Леонид Семенович выключил газ и протянул руку за накушеным королевой огурцом. Королева отдала ему огурец, поставила банку с рассолом на плиту, достала две кружки из шкафчика, обернула вафельным полотенцем ладонь и взяла с плиты кастрюлю, налила в чашки кипяток. Чайной ложкой бросила в кружки заварку и перенесла за круглый стол. Леонид Семенович прошел за ней следом и сел рядом. Откусил от огурца и отдал ей. Королева помешала в кружке, отпила и закусила огурцом. Леонид Семенович отпил из своей кружки, положил под кружку сложенный листок с письмом.
А дальше?
Сказала королева, спрятала своё лицо в кружке, показала глазами на листок, и голос её глухо в кружке застрял,
Это же отрывок из Жеоды, ты помнишь что там дальше?
Леонид Семенович опустил глаза к листку, поставил на него кружку и встал из-за стола, пошел в гостиную. Там на подоконнике книга лежала, Леонид Семенович взял ее и полистал, подставил страницы под тусклый свет холодного утра. Королева из кухни сказала громко,
Читай вслух.
Радостью его не обманешь. Он в драке разнимает разнимающих, над камнями на набережной с каменотесом тешится и смотрит, как бездомный художник с ангиной рисует темперой тура. Он помарки в контрамарках делает, пока кандидаты диссертации в буфетах от дрозофил защищают. Но бесстыднее чем на девиц Петя Тетерев смотрит на книги, на бестолковые словари. И лишь призвук оперы услышит и сердца его жалости лишай коснется, тогда сядет и клавир хорошо темперирует, и по нотам, и по нотам подпевает ему язычным голосом.
Он утром натерся мылом из соловьиного жира, взглянул, как в зыркале служанки злобно чья-то падчерица ему ощерилась, злая до того, что пальцы на когтях, и взлетела так, что горы оскалились, ястребиным языком говоря. Как милосердная жертва собственного достоинства заметался кабанчиком Петя Тетерев по плинтуару, а она обвила его как горничную сонник над улицей Казначеева, перехватила ему дыхание, а он стал отбояриваться от нее как мог, молчком, и замерцала аритмия, и потекли металлы тугоплавкие, и потрескались валюты твердые, и смотрели все с бэльэтажа, как она пупочные грыжи и пороки сердца ему оперировала, как блистательную железу ему массажировала, и понял тогда Петя Тетерев в церковной лавке стоя, что игра не стоит свеч.
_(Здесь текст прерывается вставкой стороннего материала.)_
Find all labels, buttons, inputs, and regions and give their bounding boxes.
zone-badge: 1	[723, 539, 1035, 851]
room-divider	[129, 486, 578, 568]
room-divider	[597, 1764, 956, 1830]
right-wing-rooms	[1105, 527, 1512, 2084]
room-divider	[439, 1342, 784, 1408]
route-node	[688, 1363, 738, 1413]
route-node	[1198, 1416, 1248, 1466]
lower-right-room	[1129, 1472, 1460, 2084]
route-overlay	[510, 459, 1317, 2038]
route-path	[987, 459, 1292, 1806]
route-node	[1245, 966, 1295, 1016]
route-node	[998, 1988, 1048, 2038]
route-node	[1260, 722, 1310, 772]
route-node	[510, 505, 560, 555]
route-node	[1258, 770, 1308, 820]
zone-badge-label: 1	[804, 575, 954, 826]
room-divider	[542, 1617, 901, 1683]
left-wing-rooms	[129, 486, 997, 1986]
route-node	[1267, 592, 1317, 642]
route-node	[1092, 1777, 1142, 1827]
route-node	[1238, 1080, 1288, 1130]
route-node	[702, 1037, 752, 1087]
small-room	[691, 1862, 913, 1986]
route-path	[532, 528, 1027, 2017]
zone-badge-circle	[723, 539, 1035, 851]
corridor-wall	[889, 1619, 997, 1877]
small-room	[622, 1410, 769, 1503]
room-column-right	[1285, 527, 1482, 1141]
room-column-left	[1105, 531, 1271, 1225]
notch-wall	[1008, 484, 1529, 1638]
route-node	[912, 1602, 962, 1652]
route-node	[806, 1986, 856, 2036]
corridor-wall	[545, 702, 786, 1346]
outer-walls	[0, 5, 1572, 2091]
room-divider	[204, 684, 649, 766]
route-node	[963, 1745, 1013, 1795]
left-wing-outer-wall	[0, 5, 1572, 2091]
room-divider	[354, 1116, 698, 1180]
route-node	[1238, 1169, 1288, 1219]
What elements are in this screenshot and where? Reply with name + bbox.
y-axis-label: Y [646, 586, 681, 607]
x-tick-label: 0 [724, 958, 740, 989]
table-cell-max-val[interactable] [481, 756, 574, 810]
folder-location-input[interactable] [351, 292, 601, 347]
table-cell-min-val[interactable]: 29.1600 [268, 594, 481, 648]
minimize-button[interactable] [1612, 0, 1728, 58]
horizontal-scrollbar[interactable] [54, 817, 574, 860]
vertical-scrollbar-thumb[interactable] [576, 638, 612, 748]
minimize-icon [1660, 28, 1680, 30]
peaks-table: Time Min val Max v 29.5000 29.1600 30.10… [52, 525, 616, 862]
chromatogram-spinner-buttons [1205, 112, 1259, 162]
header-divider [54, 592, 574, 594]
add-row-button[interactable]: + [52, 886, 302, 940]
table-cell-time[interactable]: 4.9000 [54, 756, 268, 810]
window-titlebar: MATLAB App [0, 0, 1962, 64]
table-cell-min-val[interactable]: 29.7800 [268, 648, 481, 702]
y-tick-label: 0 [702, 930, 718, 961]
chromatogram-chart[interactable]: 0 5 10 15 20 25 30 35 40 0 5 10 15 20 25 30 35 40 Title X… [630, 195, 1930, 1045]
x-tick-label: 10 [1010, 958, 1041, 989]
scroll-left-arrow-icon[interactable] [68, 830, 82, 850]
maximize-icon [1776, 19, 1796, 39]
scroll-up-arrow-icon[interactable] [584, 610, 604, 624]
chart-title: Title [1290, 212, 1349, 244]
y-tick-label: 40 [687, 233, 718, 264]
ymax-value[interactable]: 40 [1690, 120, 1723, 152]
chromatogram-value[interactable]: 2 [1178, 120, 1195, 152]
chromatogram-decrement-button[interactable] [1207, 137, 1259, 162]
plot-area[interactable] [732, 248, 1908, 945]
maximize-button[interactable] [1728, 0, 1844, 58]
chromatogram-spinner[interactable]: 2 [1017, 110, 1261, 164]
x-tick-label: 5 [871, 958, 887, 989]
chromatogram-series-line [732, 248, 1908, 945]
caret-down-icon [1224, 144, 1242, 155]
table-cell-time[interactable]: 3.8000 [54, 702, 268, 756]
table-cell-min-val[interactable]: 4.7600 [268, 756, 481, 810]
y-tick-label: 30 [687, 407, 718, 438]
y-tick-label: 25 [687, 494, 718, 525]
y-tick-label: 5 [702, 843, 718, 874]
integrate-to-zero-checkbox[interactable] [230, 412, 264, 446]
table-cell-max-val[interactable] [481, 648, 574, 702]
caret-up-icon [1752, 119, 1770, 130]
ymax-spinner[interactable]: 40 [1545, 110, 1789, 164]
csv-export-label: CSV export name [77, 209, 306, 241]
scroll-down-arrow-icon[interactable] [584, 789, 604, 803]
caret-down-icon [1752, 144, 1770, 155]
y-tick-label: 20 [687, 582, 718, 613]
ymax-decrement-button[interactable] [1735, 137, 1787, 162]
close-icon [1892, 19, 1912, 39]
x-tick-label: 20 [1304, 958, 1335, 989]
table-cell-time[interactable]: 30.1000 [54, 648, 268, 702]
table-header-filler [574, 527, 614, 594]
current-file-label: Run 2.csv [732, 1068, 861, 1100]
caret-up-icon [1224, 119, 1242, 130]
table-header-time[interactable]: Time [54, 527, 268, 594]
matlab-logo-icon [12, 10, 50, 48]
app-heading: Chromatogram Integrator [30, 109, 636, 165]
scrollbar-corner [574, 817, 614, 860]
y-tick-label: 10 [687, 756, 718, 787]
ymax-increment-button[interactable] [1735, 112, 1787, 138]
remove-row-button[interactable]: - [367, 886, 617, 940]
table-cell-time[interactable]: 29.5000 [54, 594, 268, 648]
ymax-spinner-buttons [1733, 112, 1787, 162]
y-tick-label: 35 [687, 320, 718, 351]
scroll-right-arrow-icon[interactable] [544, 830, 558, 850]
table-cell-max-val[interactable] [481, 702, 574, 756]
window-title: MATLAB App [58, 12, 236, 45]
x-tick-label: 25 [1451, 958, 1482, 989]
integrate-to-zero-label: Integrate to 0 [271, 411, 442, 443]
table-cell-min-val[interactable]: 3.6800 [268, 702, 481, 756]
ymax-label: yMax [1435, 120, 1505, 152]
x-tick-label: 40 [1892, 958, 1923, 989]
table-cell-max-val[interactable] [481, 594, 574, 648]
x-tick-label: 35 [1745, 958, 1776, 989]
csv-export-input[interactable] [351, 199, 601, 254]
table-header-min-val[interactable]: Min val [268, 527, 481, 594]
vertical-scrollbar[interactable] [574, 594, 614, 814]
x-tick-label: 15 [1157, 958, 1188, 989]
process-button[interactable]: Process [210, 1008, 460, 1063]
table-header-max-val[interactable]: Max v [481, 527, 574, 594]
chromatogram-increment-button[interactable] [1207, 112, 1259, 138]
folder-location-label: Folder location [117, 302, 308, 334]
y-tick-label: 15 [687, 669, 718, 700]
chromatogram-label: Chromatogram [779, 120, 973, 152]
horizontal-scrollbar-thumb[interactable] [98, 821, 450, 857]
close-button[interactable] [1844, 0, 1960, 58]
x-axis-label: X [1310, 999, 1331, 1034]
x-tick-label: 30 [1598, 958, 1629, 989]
Леонид Семенович дочитал. Помолчал и посмотрел в окно, между желтых стен соседних домов загорелся фонарь в конце короткого дня. Леонид Семенович положил книгу на подоконник и вошел в темную кухню. На столе стояли две пустых кружки, одна стояла на сложенном пополам письме. Леонид Семенович отодвинул кружку и взял листок, развернул его и увидел бурое круглое пятно влаги поверх потекших черных строк. Леонид Семенович выглянул в длинный коридор и увидел, что дверь в квартиру открыта, он подошел ближе к двери и увидел, что нет больше его синего плаща и пистолета нет на тумбе перед дверью.